I am also considering combining 2 keys as sort key in GSI as an alternative. Is this the right way to do this?
aws dynamodb query \
--table-name bundles \
--index-name GSI-RegulationSidBundleStatus \
--key-condition-expression "RegulationSid = :regulationSid AND BundleStatus = :bundleStatus" \
--filter-expression "AccountSid = :accountSid" \
--expression-attribute-values '{
":accountSid": {
"S": "XXXXXXXXXXXXXXXXXXXXXXXXXXX"
},
":regulationSid": {
"S": "YYYYYYYYYYYYYYYYYYYYYYYYYYY"
},
":bundleStatus": {
"S": "APPROVED"
}
}'
Yes, adding multiple keys into the partition key or sort key is a common pattern. To help with identifying keys, it is common to prefix each key with the key type, or an abbreviation, followed by a hash, and a hash between each key.

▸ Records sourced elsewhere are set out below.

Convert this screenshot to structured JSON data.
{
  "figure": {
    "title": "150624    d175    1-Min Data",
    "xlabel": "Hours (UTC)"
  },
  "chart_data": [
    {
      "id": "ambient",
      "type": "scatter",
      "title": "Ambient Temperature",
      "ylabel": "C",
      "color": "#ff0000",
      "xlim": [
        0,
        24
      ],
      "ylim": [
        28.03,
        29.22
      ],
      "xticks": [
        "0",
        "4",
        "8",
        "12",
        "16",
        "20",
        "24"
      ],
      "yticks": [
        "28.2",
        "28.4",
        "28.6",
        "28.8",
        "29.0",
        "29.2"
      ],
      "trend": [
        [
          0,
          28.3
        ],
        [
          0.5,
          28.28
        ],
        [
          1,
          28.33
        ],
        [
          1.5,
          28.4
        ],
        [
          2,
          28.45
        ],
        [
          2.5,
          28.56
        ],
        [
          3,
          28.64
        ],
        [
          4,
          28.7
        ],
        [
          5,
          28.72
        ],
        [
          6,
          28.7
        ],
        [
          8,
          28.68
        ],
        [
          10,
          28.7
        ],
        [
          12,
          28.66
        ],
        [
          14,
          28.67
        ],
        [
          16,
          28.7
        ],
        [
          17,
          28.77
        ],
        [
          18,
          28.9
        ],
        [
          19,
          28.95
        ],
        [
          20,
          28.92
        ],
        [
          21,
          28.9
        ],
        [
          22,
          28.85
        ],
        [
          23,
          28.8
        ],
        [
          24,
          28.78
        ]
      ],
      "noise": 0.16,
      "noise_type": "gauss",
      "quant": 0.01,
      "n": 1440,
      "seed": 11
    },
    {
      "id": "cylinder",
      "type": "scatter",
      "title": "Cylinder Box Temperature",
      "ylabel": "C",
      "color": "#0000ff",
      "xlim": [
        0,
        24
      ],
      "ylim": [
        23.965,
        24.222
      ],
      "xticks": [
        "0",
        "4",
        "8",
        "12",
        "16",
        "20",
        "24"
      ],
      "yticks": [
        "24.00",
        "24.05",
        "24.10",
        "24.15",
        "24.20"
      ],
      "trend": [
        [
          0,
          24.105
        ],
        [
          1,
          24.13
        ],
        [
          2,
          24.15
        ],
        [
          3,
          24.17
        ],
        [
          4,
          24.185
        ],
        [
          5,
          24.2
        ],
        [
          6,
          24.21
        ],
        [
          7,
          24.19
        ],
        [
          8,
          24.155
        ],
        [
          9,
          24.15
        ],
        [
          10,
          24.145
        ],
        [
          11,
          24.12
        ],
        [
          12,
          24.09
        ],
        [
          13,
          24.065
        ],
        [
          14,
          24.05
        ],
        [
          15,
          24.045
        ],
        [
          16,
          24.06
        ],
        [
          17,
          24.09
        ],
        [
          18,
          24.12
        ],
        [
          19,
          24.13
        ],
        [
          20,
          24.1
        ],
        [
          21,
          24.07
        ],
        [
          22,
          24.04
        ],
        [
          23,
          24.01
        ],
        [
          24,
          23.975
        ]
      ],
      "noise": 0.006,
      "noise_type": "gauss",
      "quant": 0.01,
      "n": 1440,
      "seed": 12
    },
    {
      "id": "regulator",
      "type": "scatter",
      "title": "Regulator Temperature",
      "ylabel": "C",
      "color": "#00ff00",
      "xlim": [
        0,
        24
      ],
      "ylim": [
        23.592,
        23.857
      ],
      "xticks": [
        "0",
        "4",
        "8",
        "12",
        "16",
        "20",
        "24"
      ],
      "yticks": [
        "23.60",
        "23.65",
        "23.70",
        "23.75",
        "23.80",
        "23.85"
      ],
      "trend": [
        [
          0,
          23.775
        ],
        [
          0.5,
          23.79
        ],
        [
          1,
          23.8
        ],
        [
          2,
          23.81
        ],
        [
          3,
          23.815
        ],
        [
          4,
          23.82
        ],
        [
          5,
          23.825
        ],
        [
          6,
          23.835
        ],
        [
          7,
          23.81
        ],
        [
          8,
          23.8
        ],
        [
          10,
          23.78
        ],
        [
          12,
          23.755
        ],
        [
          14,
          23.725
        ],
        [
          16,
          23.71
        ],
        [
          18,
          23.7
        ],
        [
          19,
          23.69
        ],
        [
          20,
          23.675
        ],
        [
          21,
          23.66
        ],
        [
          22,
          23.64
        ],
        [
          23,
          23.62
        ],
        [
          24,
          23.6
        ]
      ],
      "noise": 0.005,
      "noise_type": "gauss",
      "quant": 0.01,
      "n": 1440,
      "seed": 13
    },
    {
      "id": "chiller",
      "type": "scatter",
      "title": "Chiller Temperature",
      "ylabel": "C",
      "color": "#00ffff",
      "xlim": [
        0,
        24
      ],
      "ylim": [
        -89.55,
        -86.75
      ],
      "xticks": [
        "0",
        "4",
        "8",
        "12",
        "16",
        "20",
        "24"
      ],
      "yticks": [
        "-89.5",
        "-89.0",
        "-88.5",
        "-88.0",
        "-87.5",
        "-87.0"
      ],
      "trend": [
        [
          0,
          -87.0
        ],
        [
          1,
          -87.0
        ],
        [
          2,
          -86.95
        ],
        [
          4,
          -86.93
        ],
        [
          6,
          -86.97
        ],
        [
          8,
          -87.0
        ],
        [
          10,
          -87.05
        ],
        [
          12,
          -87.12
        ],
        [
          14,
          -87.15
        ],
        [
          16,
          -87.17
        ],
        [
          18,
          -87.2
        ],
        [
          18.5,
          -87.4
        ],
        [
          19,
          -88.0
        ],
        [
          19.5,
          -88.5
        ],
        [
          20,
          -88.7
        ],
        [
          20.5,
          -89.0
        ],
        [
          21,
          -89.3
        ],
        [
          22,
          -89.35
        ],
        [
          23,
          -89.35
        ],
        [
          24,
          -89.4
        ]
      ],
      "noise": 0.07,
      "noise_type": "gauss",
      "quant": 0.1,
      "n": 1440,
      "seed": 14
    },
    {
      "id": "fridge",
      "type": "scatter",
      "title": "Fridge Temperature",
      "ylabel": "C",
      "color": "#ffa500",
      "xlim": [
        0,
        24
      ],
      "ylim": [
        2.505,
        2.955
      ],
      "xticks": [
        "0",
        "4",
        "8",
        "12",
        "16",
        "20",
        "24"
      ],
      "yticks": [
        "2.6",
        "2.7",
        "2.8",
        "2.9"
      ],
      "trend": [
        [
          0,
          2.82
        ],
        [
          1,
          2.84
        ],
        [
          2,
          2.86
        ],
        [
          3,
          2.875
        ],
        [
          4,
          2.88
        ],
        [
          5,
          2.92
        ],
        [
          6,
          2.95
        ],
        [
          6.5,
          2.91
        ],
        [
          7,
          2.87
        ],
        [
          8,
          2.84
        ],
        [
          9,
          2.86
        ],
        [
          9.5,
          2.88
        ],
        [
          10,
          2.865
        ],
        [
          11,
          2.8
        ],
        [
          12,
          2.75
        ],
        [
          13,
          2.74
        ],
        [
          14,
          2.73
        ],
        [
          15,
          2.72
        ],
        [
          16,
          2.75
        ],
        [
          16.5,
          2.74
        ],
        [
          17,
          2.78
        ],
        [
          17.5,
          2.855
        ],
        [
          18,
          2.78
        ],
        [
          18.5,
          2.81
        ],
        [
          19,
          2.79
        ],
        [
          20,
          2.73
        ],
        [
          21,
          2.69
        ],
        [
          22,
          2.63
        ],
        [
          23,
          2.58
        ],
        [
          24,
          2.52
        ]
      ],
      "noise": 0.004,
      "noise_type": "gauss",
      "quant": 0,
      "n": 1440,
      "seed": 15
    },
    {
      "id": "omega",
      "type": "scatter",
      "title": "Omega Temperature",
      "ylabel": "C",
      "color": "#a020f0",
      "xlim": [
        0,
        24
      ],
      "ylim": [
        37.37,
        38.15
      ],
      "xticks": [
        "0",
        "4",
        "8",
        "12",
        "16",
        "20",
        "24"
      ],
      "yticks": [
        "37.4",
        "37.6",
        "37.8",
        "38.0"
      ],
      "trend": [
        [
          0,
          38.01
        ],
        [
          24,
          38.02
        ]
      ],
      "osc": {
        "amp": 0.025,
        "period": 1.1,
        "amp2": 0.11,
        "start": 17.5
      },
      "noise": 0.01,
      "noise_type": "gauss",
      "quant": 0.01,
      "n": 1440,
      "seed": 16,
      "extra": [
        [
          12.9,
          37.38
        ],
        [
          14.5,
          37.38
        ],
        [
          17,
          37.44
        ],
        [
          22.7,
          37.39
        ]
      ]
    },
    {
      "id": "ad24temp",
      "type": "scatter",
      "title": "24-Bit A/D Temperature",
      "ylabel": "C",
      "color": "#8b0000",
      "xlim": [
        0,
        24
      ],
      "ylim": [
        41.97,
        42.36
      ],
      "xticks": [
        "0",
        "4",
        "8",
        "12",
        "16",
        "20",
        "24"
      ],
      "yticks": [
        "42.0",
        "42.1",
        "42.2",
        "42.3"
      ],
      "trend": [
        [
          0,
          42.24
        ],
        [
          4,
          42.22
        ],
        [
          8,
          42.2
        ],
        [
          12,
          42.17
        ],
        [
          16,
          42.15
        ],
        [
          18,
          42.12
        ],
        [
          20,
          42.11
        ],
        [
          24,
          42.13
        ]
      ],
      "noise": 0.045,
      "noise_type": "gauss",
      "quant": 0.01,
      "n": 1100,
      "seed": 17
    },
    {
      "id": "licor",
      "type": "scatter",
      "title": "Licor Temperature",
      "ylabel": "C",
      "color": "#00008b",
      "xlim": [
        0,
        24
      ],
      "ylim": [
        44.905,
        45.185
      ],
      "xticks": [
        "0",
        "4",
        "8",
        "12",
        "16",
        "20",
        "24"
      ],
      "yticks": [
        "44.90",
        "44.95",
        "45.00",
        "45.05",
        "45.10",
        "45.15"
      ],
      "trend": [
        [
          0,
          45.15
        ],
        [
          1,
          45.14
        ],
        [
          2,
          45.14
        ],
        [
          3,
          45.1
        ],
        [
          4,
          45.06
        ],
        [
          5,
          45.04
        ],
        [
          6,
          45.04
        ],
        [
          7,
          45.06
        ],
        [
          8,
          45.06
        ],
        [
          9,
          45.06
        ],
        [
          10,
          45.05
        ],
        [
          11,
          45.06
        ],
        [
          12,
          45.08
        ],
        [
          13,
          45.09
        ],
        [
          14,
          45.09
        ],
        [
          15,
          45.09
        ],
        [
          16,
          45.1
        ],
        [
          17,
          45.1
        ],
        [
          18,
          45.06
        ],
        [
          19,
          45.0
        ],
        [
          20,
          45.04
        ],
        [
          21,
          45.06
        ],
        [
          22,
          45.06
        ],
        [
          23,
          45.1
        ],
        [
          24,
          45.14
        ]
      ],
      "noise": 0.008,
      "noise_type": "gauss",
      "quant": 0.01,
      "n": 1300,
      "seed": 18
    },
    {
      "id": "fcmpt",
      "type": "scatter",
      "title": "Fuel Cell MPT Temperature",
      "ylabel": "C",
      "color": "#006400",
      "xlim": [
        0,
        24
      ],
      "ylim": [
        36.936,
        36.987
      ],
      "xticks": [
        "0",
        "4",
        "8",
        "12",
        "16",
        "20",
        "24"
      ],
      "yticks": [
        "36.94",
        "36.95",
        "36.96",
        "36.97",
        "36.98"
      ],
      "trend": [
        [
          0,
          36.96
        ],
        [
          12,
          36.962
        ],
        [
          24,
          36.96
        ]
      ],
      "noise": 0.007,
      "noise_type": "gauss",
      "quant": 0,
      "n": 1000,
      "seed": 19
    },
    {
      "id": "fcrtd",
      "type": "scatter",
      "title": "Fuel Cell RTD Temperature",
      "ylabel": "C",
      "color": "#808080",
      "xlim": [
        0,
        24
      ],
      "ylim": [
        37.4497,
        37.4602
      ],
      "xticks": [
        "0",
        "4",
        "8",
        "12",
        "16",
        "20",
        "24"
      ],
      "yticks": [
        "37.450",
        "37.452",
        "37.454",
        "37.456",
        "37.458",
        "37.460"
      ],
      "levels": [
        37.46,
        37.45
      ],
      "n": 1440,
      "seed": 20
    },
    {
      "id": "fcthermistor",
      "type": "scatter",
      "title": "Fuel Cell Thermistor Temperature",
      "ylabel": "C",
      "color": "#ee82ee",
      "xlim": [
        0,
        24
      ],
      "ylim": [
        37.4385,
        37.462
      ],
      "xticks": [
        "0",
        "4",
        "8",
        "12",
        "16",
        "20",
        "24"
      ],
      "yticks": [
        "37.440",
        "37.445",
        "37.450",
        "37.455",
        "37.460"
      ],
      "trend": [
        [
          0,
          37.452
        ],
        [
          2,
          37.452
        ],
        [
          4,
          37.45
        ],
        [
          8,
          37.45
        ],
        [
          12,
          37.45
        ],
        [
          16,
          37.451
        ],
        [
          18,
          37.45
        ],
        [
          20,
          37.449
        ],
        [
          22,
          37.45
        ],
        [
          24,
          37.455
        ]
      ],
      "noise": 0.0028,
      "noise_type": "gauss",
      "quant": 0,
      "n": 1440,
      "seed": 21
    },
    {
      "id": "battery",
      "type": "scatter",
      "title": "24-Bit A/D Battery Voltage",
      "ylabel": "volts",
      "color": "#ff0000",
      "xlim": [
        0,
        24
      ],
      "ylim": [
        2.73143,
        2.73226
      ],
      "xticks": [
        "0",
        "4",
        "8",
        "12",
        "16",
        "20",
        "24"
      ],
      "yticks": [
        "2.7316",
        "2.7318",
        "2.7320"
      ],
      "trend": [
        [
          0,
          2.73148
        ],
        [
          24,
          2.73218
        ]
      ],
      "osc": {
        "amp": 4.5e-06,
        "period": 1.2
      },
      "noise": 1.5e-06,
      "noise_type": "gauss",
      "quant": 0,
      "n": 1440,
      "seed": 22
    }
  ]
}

For your case, a sort key would look similar to:
r#${RegulationSid}#b${BundleStatus}
.
This is also common for partition keys, even when you have just one key. In your case: a#${AccountSid}
.
When deciding on whether to overload the partition key or sort key, and the order of the keys, look at your access patterns. If you know you have a pattern to get all regulations, you want to put this key first. Or, if you know you need to get all regulations for a given bundle status, put the bundle status first. Then you can use a begins_with
query to get these lists of items, reusing the same GSI.
In your code documentation, you can list the used abbreviations to make sure you don't use the same abbreviation for multiple key types.
I suggest always keeping the customer account Id as the first key in the partition key. If you later decide to use Leading Key row-level authorisation this will come in handy.